WTF Fun Fact 12820 – Do We Only Use 10% of Our Brains? No.

For some reason, Hollywood writers and purveyors of pseudoscience really love to say humans only use 10% of their brains. Why? Well, because it opens the door to making us think there’s a wealth of unlocked potential if only we could [insert Hollywood storyline] or buy some junk supplement to unlock the rest.

But it’s just not true. What an evolutionary waste that would be if it had any basis in fact!

Myth becomes “fact”

According to Britannica (and many, many scientific sources and fact-checking websites): “It’s one of Hollywood’s favorite bits of pseudoscience: human beings use only 10 percent of their brain, and awakening the remaining 90 percent—supposedly dormant—allows otherwise ordinary human beings to display extraordinary mental abilities. In Phenomenon (1996), John Travolta gains the ability to predict earthquakes and instantly learns foreign languages. Scarlett Johansson becomes a superpowered martial-arts master in Lucy (2014). And in Limitless (2011) Bradley Cooper writes a novel overnight.”

We don’t blame Hollywood – they make stuff up to sell movies all the time. It’s the fact that we started believing the plots of films that’s truly disturbing. In fact, Britannica reports that “65 percent of respondents agreed with the statement, ‘People only use 10 percent of their brain on a daily basis.'”

Yikes.

Why do we believe we only use 10% of our brains?

Let’s not look to place blame on anyone but ourselves. Most of us repeat interesting things we hear without ever investigating whether or not they’re true.
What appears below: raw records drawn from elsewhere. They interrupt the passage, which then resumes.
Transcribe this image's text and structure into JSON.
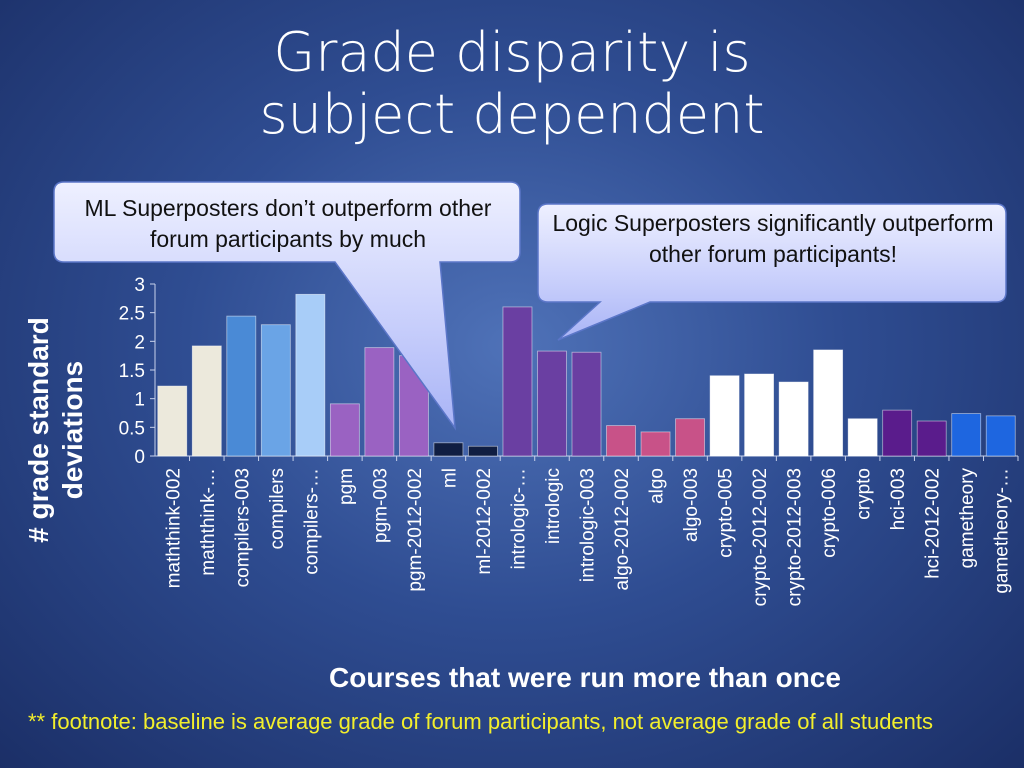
{
  "slide": {
    "title_line1": "Grade disparity is",
    "title_line2": "subject dependent",
    "callout_ml": "ML Superposters don’t outperform other forum participants by much",
    "callout_logic": "Logic Superposters significantly outperform other forum participants!",
    "footnote": "** footnote: baseline is average grade of forum participants, not average grade of all students"
  },
  "chart_data": {
    "type": "bar",
    "title": "",
    "xlabel": "Courses that were run more than once",
    "ylabel": "# grade standard deviations",
    "ylim": [
      0,
      3
    ],
    "yticks": [
      "0",
      "0.5",
      "1",
      "1.5",
      "2",
      "2.5",
      "3"
    ],
    "grid": false,
    "categories": [
      "maththink-002",
      "maththink-…",
      "compilers-003",
      "compilers",
      "compilers-…",
      "pgm",
      "pgm-003",
      "pgm-2012-002",
      "ml",
      "ml-2012-002",
      "intrologic-…",
      "intrologic",
      "intrologic-003",
      "algo-2012-002",
      "algo",
      "algo-003",
      "crypto-005",
      "crypto-2012-002",
      "crypto-2012-003",
      "crypto-006",
      "crypto",
      "hci-003",
      "hci-2012-002",
      "gametheory",
      "gametheory-…"
    ],
    "values": [
      1.22,
      1.92,
      2.44,
      2.29,
      2.82,
      0.91,
      1.89,
      1.75,
      0.23,
      0.17,
      2.6,
      1.83,
      1.81,
      0.53,
      0.42,
      0.65,
      1.4,
      1.43,
      1.29,
      1.85,
      0.65,
      0.8,
      0.61,
      0.74,
      0.7
    ],
    "bar_colors": [
      "#ece9dc",
      "#ece9dc",
      "#4a8ad6",
      "#6aa4e6",
      "#a8cdf8",
      "#9a62c2",
      "#9a62c2",
      "#9a62c2",
      "#101e42",
      "#101e42",
      "#6a3fa2",
      "#6a3fa2",
      "#6a3fa2",
      "#c85288",
      "#c85288",
      "#c85288",
      "#ffffff",
      "#ffffff",
      "#ffffff",
      "#ffffff",
      "#ffffff",
      "#5a1c8c",
      "#5a1c8c",
      "#1e66e0",
      "#1e66e0"
    ]
  }
}
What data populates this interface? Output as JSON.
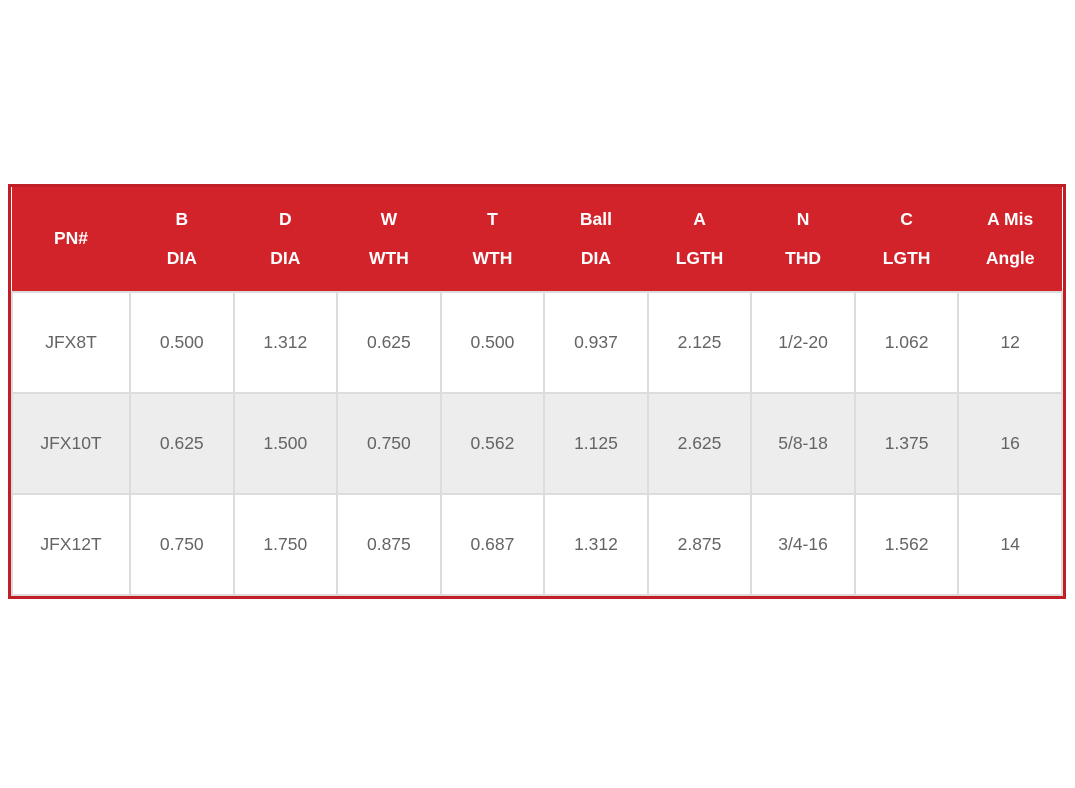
{
  "colors": {
    "header_background": "#d2232a",
    "header_text": "#ffffff",
    "table_border": "#c01f25",
    "alt_row_background": "#ededed",
    "cell_border": "#dcdcdc",
    "cell_text": "#646464"
  },
  "table": {
    "headers": [
      {
        "top": "",
        "bottom": "PN#"
      },
      {
        "top": "B",
        "bottom": "DIA"
      },
      {
        "top": "D",
        "bottom": "DIA"
      },
      {
        "top": "W",
        "bottom": "WTH"
      },
      {
        "top": "T",
        "bottom": "WTH"
      },
      {
        "top": "Ball",
        "bottom": "DIA"
      },
      {
        "top": "A",
        "bottom": "LGTH"
      },
      {
        "top": "N",
        "bottom": "THD"
      },
      {
        "top": "C",
        "bottom": "LGTH"
      },
      {
        "top": "A Mis",
        "bottom": "Angle"
      }
    ],
    "rows": [
      {
        "cells": [
          "JFX8T",
          "0.500",
          "1.312",
          "0.625",
          "0.500",
          "0.937",
          "2.125",
          "1/2-20",
          "1.062",
          "12"
        ]
      },
      {
        "cells": [
          "JFX10T",
          "0.625",
          "1.500",
          "0.750",
          "0.562",
          "1.125",
          "2.625",
          "5/8-18",
          "1.375",
          "16"
        ]
      },
      {
        "cells": [
          "JFX12T",
          "0.750",
          "1.750",
          "0.875",
          "0.687",
          "1.312",
          "2.875",
          "3/4-16",
          "1.562",
          "14"
        ]
      }
    ]
  }
}
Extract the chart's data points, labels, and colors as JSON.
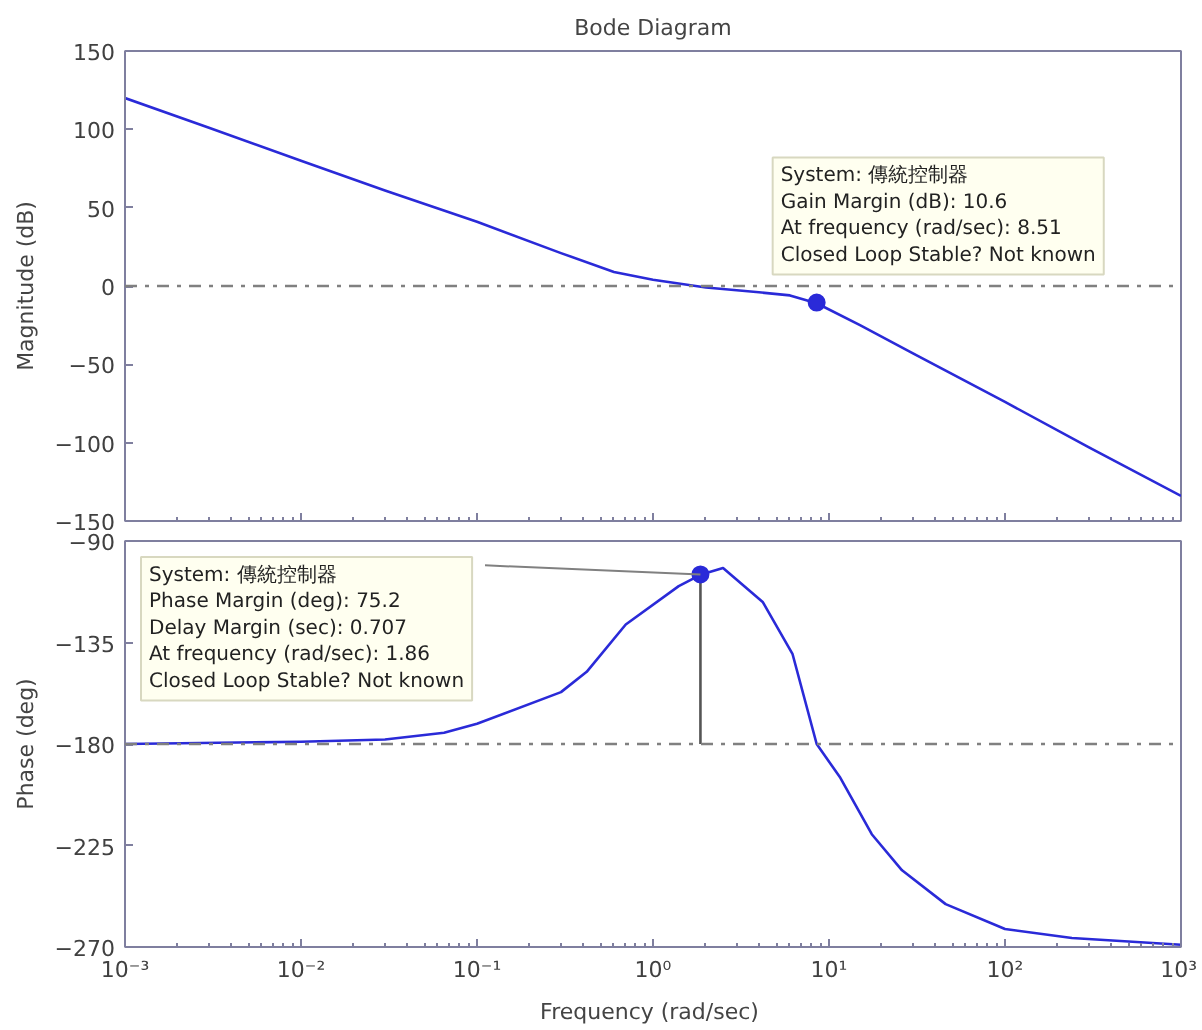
{
  "chart_data": [
    {
      "type": "line",
      "title": "Bode Diagram",
      "ylabel": "Magnitude (dB)",
      "log": "x",
      "grid": false,
      "tick_labels": "y",
      "xlim": [
        0.001,
        1000
      ],
      "xticks": [
        {
          "value": 0.001,
          "label": null
        },
        {
          "value": 0.01,
          "label": null
        },
        {
          "value": 0.1,
          "label": null
        },
        {
          "value": 1,
          "label": null
        },
        {
          "value": 10,
          "label": null
        },
        {
          "value": 100,
          "label": null
        },
        {
          "value": 1000,
          "label": null
        }
      ],
      "ylim": [
        -150,
        150
      ],
      "yticks": [
        -150,
        -100,
        -50,
        0,
        50,
        100,
        150
      ],
      "series": [
        {
          "color": "#2a2ad8",
          "x": [
            0.001,
            0.003,
            0.01,
            0.03,
            0.1,
            0.3,
            0.6,
            1,
            2,
            4,
            6,
            8.51,
            15,
            30,
            100,
            300,
            1000
          ],
          "values": [
            120,
            101,
            80,
            61,
            41,
            21,
            9,
            4,
            -1,
            -4,
            -6,
            -11,
            -25,
            -43,
            -74,
            -103,
            -134
          ]
        }
      ],
      "ref_lines": [
        {
          "axis": "y",
          "value": 0,
          "color": "#808080",
          "line_style": "dashdot"
        }
      ],
      "annotations": [
        {
          "text": "System: 傳統控制器\nGain Margin (dB): 10.6\nAt frequency (rad/sec): 8.51\nClosed Loop Stable? Not known",
          "x": 8.51,
          "y": -10.6
        }
      ]
    },
    {
      "type": "line",
      "xlabel": "Frequency  (rad/sec)",
      "ylabel": "Phase (deg)",
      "log": "x",
      "grid": false,
      "xlim": [
        0.001,
        1000
      ],
      "xticks": [
        {
          "value": 0.001,
          "label": "10⁻³"
        },
        {
          "value": 0.01,
          "label": "10⁻²"
        },
        {
          "value": 0.1,
          "label": "10⁻¹"
        },
        {
          "value": 1,
          "label": "10⁰"
        },
        {
          "value": 10,
          "label": "10¹"
        },
        {
          "value": 100,
          "label": "10²"
        },
        {
          "value": 1000,
          "label": "10³"
        }
      ],
      "ylim": [
        -270,
        -90
      ],
      "yticks": [
        -270,
        -225,
        -180,
        -135,
        -90
      ],
      "series": [
        {
          "color": "#2a2ad8",
          "x": [
            0.001,
            0.01,
            0.03,
            0.065,
            0.1,
            0.3,
            0.42,
            0.7,
            1.4,
            1.86,
            2.5,
            4.2,
            6.2,
            8.51,
            11.6,
            17.5,
            26,
            46,
            100,
            240,
            1000
          ],
          "values": [
            -180,
            -179,
            -178,
            -175,
            -171,
            -157,
            -148,
            -127,
            -110,
            -105,
            -102,
            -117,
            -140,
            -180,
            -195,
            -220,
            -236,
            -251,
            -262,
            -266,
            -269
          ]
        },
        {
          "color": "#555555",
          "x": [
            1.86,
            1.86
          ],
          "values": [
            -180,
            -105
          ]
        }
      ],
      "ref_lines": [
        {
          "axis": "y",
          "value": -180,
          "color": "#808080",
          "line_style": "dashdot"
        }
      ],
      "annotations": [
        {
          "text": "System: 傳統控制器\nPhase Margin (deg): 75.2\nDelay Margin (sec): 0.707\nAt frequency (rad/sec): 1.86\nClosed Loop Stable? Not known",
          "x": 1.86,
          "y": -104.8
        }
      ]
    }
  ]
}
But next time you hear someone spout off this garbage “fun fact,” you can hit back with some actual science.

For starters:

  • If only 10% of our brains were functional, why does nearly every brain injury affect our lives in some way? If we only used 10%, we could damage the rest with no repercussions.
  • Why would humans have evolved our most unique characteristic – the very thing that makes us human – to be 90% useless? It makes no evolutionary sense. That space could be used for more useful things if it were just empty grey matter.
  • Positron emission tomography (PET) and functional magnetic resonance imaging (fMRI) brain scans show that there is activity in far more than 10% of our brain. In fact, there is no part of the brain that lacks some sort of electrical activity (even if we don’t yet know precisely what it does).

The origins of the 10% myth

So, the 10% myth is just complete bull. But It likely has its origins in the American self-help industry.

People like to blame 19th-century psychologist William James (or even Albert Einstein) for implying that there is unlocked potential in the human brain. And while they may be true, that doesn’t indicate inactive brain matter. It just means we could think harder if we really tried.

Britannica also states that one early claim that the self-help industry glommed onto appeared in the preface to Dale Carnegie’s 1936 book, How to Win Friends and Influence People. Since then, “The idea that we have harnessed only a fraction of our brain’s full potential has been a staple for motivational gurus, New Age hucksters, and uninspired screenwriters ever since.”